Ini Sejumlah Agenda yang akan Dibahas WTO pada Pertemuan Tingkat Menteri (MC13) 2024



KONTAN.CO.ID - BANGKOK. Direktur Jenderal Organisasi Perdagangan Dunia atau World Trade Organization (WTO) Ngozi Okonjo-Iweala mengatakan, konferensi Tingkat Menteri atau Ministerial Conference (MC) terakhir, yakni MC12 yang digelar pada Juni 2022,  dinilai mampu menghasilkan kesepakatan yang belum pernah terjadi sebelumnya.

Hasil ini menunjukkan bahwa WTO mampu menanggapi keadaan darurat di kondisi saat ini. “Anggota WTO dapat bersatu, melintasi geopolitik untuk mengatasi masalah global,” kata Ngozi via telekonferensi di acara Outreach For Southeast Asia And Pacific Journalists di Bangkok, Thailand, Selasa (25/4).

Namun, Ngozi mengimbau agar WTO tidak berpuas diri. Dia berharap, WTO akan terus menghasilkan output pada MC13 yang bakal digelar di Abu Dhabi February 2024. “WTO yang berorientasi pada hasil yang bermanfaat bagi masyarakat adalah harapan kita semua,” kata Ngozi.


Baca Juga: China Desak Pemantauan WTO yang Lebih Kuat Terhadap Pembatasan Ekspor Chip AS

Ada beberapa pekerjaan rumah yang perlu diselesaikan, misal subsidi di sektor  perikanan yang berkontribusi terhadap masalah penangkapan sumber daya laut berlebih dan kelebihan kapasitas penangakapan. Pada saat yang sama, kebijakan ini harus mempertimbangkan kebutuhan komunitas nelayan di negara berkembang dan tertinggal.

Ngozi mengatakan, WTO akan bergerak lebih cepat untuk meratifikasi kesepakatan yang dicapai Juni 2022 lalu. Kesepakatan ini hanya akan berlaku setelah dua pertiga anggota WTO menyetujuinya.

Ngozi menyambut baik bahwa Singapura adalah salah satu dari empat anggota WTO di Asia Tenggara dan Pasifik yang telah menyetujuinya. Dia berharap negara-negara lain di kawasan Asia Tenggara dan Pasifik untuk ikut serta,  sehingga WTO dapat memulai pemulihan di laut.

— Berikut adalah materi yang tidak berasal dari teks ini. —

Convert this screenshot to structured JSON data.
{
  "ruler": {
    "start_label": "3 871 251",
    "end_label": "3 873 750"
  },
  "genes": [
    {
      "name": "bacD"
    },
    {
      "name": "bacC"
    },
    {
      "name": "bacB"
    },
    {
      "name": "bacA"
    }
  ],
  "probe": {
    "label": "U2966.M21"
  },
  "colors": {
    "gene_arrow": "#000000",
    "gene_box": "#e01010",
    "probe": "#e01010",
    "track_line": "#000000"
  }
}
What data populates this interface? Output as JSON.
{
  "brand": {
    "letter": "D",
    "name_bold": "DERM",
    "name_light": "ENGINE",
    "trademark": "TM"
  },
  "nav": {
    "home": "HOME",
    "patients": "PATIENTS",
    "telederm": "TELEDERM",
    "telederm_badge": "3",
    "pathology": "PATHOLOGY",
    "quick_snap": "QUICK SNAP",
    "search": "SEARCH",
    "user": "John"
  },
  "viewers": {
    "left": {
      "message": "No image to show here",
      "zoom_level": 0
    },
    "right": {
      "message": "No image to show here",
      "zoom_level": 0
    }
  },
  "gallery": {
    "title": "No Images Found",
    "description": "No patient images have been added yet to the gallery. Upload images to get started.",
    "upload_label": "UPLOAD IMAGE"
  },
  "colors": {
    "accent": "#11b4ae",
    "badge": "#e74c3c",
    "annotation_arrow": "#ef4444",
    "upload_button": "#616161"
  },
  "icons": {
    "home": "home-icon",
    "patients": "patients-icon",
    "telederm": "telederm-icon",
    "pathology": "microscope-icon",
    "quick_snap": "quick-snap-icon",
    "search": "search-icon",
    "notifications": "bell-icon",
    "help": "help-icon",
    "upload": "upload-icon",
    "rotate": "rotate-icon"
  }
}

Lebih lanjut, kemajuan dalam reformasi perdagangan pertanian juga tak kalah penting. WTO telah merundingkan hal ini selama lebih dari dua dekade.

Penyelesaian sengketa juga menjadi fokus dalam MC13. Sebab, banyak anggota WTO telah mengidentifikasi ini sebagai prioritas utama mereka.

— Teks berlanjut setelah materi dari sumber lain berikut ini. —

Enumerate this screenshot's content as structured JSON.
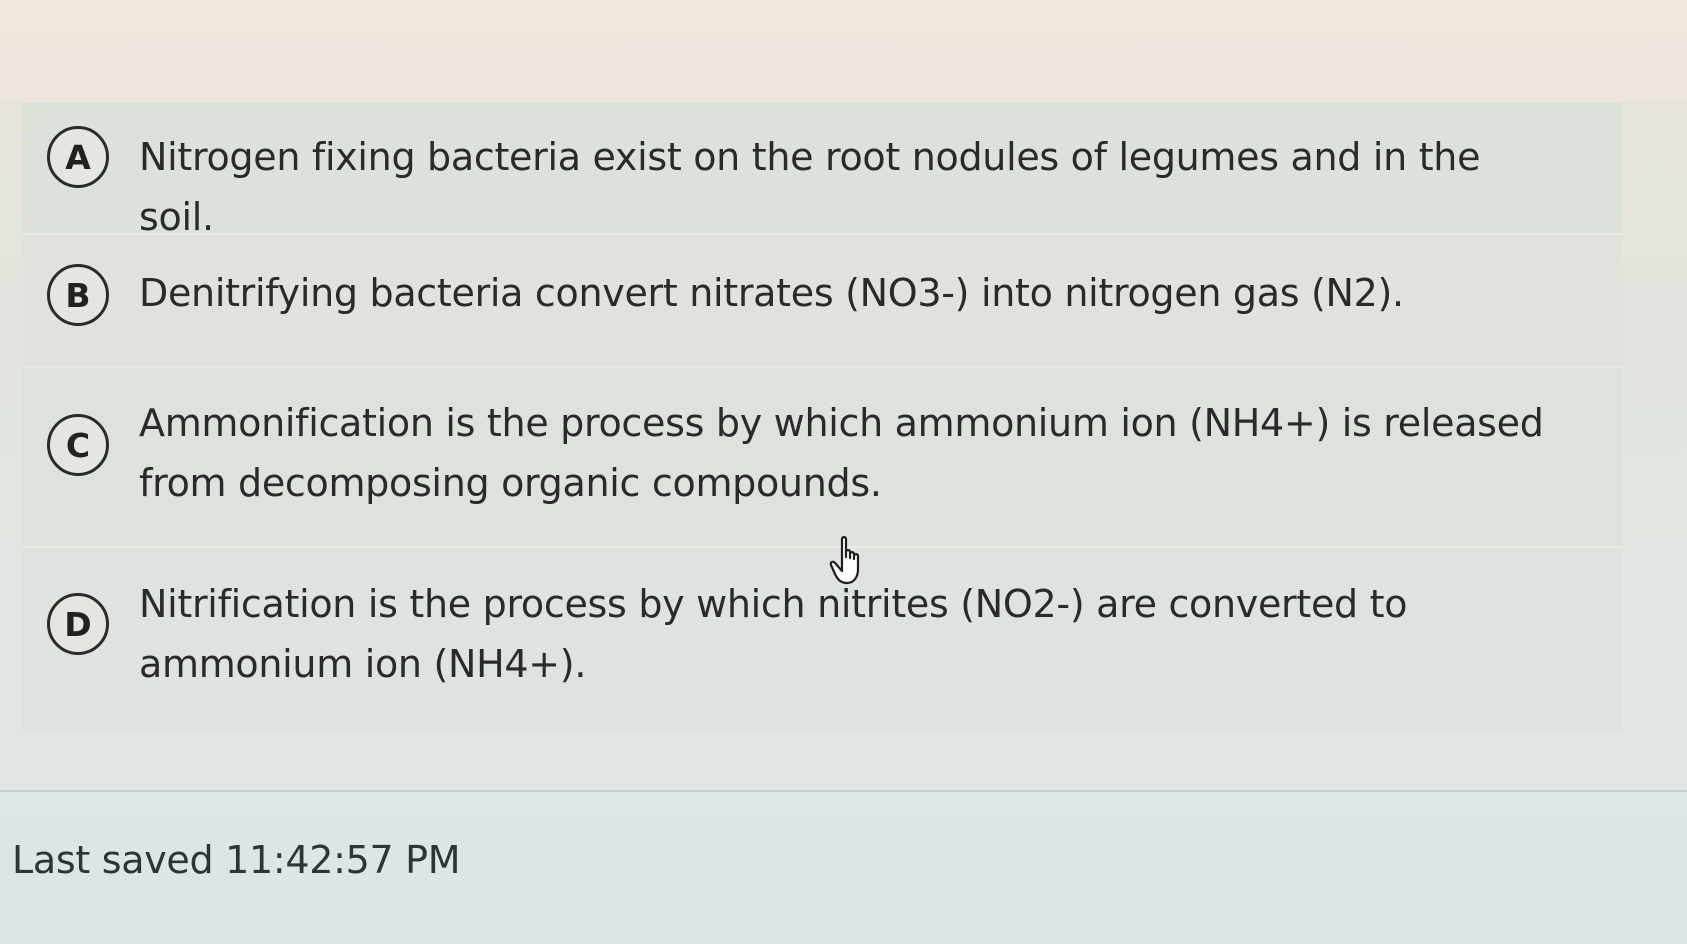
{
  "question": {
    "options": [
      {
        "letter": "A",
        "text": "Nitrogen fixing bacteria exist on the root nodules of legumes and in the soil."
      },
      {
        "letter": "B",
        "text": "Denitrifying bacteria convert nitrates (NO3-) into nitrogen gas (N2)."
      },
      {
        "letter": "C",
        "text": "Ammonification is the process by which ammonium ion (NH4+) is released from decomposing organic compounds."
      },
      {
        "letter": "D",
        "text": "Nitrification is the process by which nitrites (NO2-) are converted to ammonium ion (NH4+)."
      }
    ]
  },
  "footer": {
    "last_saved": "Last saved 11:42:57 PM"
  },
  "cursor": {
    "icon": "hand-pointer-icon"
  },
  "colors": {
    "text": "#2a2a2a",
    "option_background": "#dde2dd",
    "footer_background": "#dde6e8"
  }
}
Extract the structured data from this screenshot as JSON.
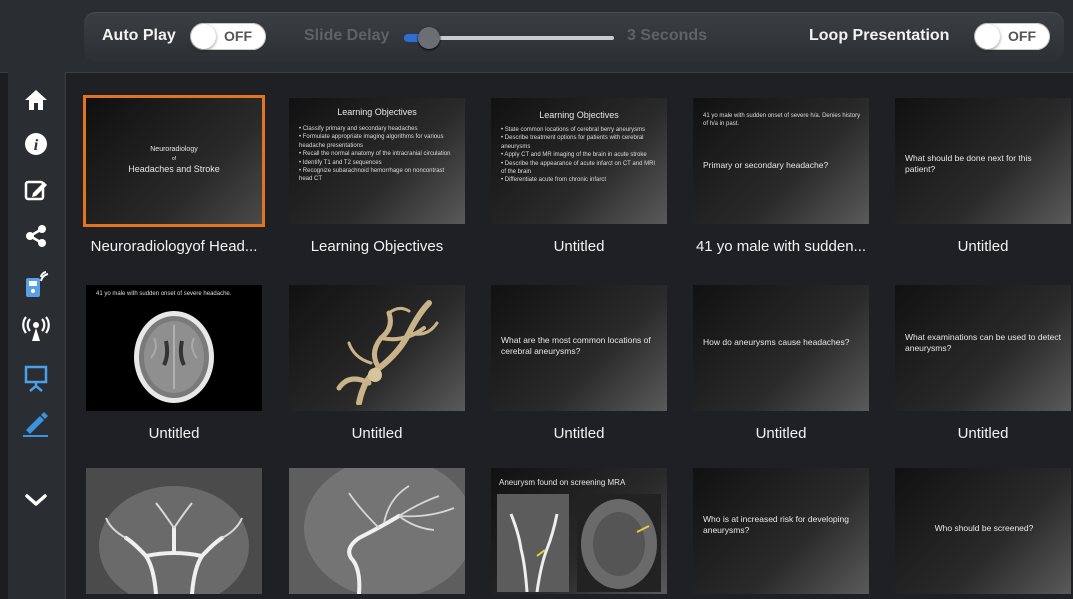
{
  "toolbar": {
    "autoplay_label": "Auto Play",
    "autoplay_state": "OFF",
    "slide_delay_label": "Slide Delay",
    "slide_delay_value": "3 Seconds",
    "loop_label": "Loop Presentation",
    "loop_state": "OFF"
  },
  "sidebar": {
    "items": [
      {
        "icon": "home-icon"
      },
      {
        "icon": "info-icon"
      },
      {
        "icon": "edit-icon"
      },
      {
        "icon": "share-icon"
      },
      {
        "icon": "remote-icon"
      },
      {
        "icon": "broadcast-icon"
      },
      {
        "icon": "presentation-icon"
      },
      {
        "icon": "pen-icon"
      },
      {
        "icon": "chevron-down-icon"
      }
    ]
  },
  "slides": [
    {
      "caption": "Neuroradiologyof Head...",
      "lines": [
        "Neuroradiology",
        "of",
        "Headaches and Stroke"
      ]
    },
    {
      "caption": "Learning Objectives",
      "title": "Learning Objectives",
      "bullets": [
        "Classify primary and secondary headaches",
        "Formulate appropriate imaging algorithms for various headache presentations",
        "Recall the normal anatomy of the intracranial circulation",
        "Identify T1 and T2 sequences",
        "Recognize subarachnoid hemorrhage on noncontrast head CT"
      ]
    },
    {
      "caption": "Untitled",
      "title": "Learning Objectives",
      "bullets": [
        "State common locations of cerebral berry aneurysms",
        "Describe treatment options for patients with cerebral aneurysms",
        "Apply CT and MR imaging of the brain in acute stroke",
        "Describe the appearance of acute infarct on CT and MRI of the brain",
        "Differentiate acute from chronic infarct"
      ]
    },
    {
      "caption": "41 yo male with sudden...",
      "text": "41 yo male with sudden onset of severe h/a. Denies history of h/a in past.",
      "question": "Primary or secondary headache?"
    },
    {
      "caption": "Untitled",
      "question": "What should be done next for this patient?"
    },
    {
      "caption": "Untitled",
      "text": "41 yo male with sudden onset of severe headache."
    },
    {
      "caption": "Untitled"
    },
    {
      "caption": "Untitled",
      "question": "What are the most common locations of cerebral aneurysms?"
    },
    {
      "caption": "Untitled",
      "question": "How do aneurysms cause headaches?"
    },
    {
      "caption": "Untitled",
      "question": "What examinations can be used to detect aneurysms?"
    },
    {
      "caption": ""
    },
    {
      "caption": ""
    },
    {
      "caption": "",
      "title": "Aneurysm found on screening MRA"
    },
    {
      "caption": "",
      "question": "Who is at increased risk for developing aneurysms?"
    },
    {
      "caption": "",
      "question": "Who should be screened?"
    }
  ]
}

“Para menteri telah sepakat pada MC12 bahwa sistem penyelesaian sengketa yang berfungsi penuh dan berfungsi dengan baik pada tahun 2024,” pungkas Ngozi.  

Sehingga, setelah beberapa tahun tidak memiliki pencapaian (aksesi) yang lengkap, Ngozi berharap WTO dapat menyampaikan satu atau dua aksesi pada perhetalan MC13.

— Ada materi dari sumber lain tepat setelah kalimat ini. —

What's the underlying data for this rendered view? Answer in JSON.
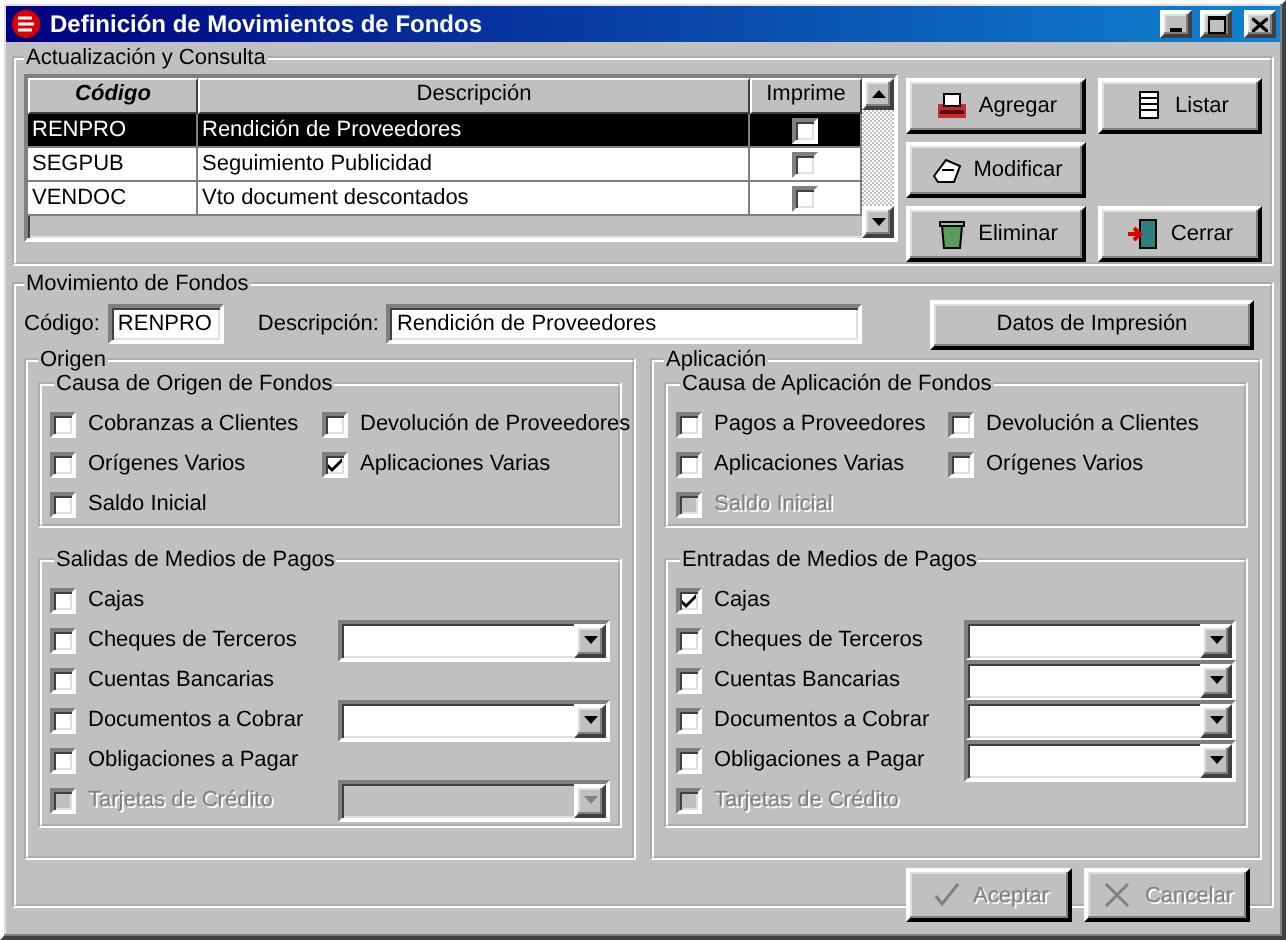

Di sisi lain, pelemahan ekonomi dunia memang tidak bisa dielakkan. Ekonom WTO memperkirakan bahwa jika ekonomi global dipisahkan menjadi dua blok mandiri, produk domestik bruto (PDB) global dalam jangka panjang akan turun setidaknya 5%. Ini berdampak pada penurunan kesejahteran di beberapa negara berkembang.

Regional Asia Tenggara dan pasifik, dimana rantai pasokan global merupakan kontributor penting bagi keberhasilan ekonominya, tidak diragukan lagi juga akan terkena dampaknya.

Baca Juga: Hadapi Uni Eropa di WTO, Industri Kelapa Sawit Indonesia Harus Berbenah

Untuk itu, negara WTO perlu memiliki kerja sama strategis. Keterlibatan negara-negara di lembaga seperti WTO dapat membantu membangun keyakinan, bahkan kepercayaan, dalam mengelola berbagai ketegangan saat ini dan tantangan di masa mendatang.

Ngozi juga menekankan pentingnya penguatan kerja sama dan solidaritas multilateral. Solidaritas ini dibutuhkan saat dunia mengalami perubahan iklim, pandemi, perlambatan ekonomi, inflasi, kerawanan pangan, dan penipisan sumber daya.

Terlebih, wilayah Asia Tenggara dan Pasifik adalah pemain penting dalam perdagangan global dan pusat dari beberapa masalah yang dihadapi WTO saat ini.